Just back from France (Provence, wine, the air heady with the scent of lavender and thyme - very Jean de Florette) where I was once again struck by the French penchant for naming streets after individuals. In most French towns you will find places, cours, boulevards, rues and avenues named after Jean Jaures, Victor Hugo and Balzac. And in spite of their reputation, the French warmly embrace foreigners with Roosevelt, John F Kennedy and Churchill all finding their way into French A to Zs. This desire to commemorate the lives and work of great politicians, poets and polyglots has even led to the renaming of metro stations hence stops in memory of Simon Bolivar, Raymond Queneau and Pierre & Marie Curie. The French are not alone in this, in South Africa there has been a huge amount of renaming in honour of the heroes of the anti-apartheid struggle (although if I were Albertina Sisulu I might be a tad annoyed that my contribution to the freedom of my nation was marked by the naming a highway after me). In Britain on the other hand we tend to shy away from this kind of adulation.

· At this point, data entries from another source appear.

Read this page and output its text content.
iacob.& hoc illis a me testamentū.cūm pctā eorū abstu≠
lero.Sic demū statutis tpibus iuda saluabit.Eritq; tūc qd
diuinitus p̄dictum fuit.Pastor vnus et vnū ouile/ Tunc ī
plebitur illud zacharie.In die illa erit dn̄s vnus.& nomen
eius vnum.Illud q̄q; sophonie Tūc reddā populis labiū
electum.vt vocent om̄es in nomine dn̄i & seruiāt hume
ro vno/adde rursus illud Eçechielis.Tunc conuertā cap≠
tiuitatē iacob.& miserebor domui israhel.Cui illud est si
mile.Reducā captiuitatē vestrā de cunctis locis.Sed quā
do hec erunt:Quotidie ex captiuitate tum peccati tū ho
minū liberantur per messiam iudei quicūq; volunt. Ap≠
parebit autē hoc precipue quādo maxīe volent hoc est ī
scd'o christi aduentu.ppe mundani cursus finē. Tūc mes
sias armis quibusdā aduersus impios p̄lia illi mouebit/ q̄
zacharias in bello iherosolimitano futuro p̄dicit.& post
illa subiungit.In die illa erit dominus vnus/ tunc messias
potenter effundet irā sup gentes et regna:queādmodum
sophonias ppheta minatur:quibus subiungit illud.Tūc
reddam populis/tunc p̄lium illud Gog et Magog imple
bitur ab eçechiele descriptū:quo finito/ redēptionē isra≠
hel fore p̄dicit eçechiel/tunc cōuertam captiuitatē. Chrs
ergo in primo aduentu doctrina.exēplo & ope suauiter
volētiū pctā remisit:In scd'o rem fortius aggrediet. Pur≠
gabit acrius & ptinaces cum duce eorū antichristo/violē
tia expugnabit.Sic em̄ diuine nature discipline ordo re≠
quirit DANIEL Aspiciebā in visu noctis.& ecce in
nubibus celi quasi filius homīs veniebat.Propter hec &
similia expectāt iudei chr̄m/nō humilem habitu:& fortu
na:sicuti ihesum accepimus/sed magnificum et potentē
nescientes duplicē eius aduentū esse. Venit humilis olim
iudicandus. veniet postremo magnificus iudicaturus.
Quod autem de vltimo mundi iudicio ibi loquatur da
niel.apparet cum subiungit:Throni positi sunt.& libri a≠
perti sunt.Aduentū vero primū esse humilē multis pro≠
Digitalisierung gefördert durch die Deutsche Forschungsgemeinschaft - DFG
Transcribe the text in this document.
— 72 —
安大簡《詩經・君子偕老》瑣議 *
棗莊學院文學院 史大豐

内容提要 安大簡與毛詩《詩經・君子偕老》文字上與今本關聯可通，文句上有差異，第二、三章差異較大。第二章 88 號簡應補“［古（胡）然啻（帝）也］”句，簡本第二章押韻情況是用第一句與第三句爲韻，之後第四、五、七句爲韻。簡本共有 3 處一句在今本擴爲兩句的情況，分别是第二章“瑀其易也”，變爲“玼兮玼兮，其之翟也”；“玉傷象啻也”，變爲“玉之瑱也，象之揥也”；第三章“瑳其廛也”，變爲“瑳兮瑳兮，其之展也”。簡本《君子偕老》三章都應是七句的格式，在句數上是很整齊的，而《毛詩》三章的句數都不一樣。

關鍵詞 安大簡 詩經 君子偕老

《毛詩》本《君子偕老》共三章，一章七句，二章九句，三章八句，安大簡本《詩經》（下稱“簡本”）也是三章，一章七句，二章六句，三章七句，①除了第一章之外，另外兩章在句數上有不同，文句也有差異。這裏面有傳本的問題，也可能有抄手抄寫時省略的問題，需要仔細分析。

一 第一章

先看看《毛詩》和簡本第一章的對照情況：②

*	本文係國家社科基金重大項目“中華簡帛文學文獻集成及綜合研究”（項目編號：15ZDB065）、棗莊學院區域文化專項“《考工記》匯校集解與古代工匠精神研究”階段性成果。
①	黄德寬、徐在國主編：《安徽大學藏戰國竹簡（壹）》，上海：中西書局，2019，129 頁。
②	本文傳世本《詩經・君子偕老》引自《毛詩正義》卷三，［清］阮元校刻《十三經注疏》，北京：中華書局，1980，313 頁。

Yes there may be a few Churchill Avenues and Mandela Places scattered about the country but in general we don't like naming things after people (except monarchs) and certainly would avoid renaming somewhere after someone however great. We don't go in for hero worship. So sadly we won't be seeing Oxford Street renamed Darwin Street (although anyone familiar with that thoroughfare knows it is an excellent spot to witness the survival of the fittest first hand), Jane Austen will not be immortalised as a square nor Charles Dickens as a train station - but check out Simon Patterson's the Great Bear to see how the tube map might look if we were prepared to be a bit more imaginative in how we acknowledge the accomplishments of the great and the good.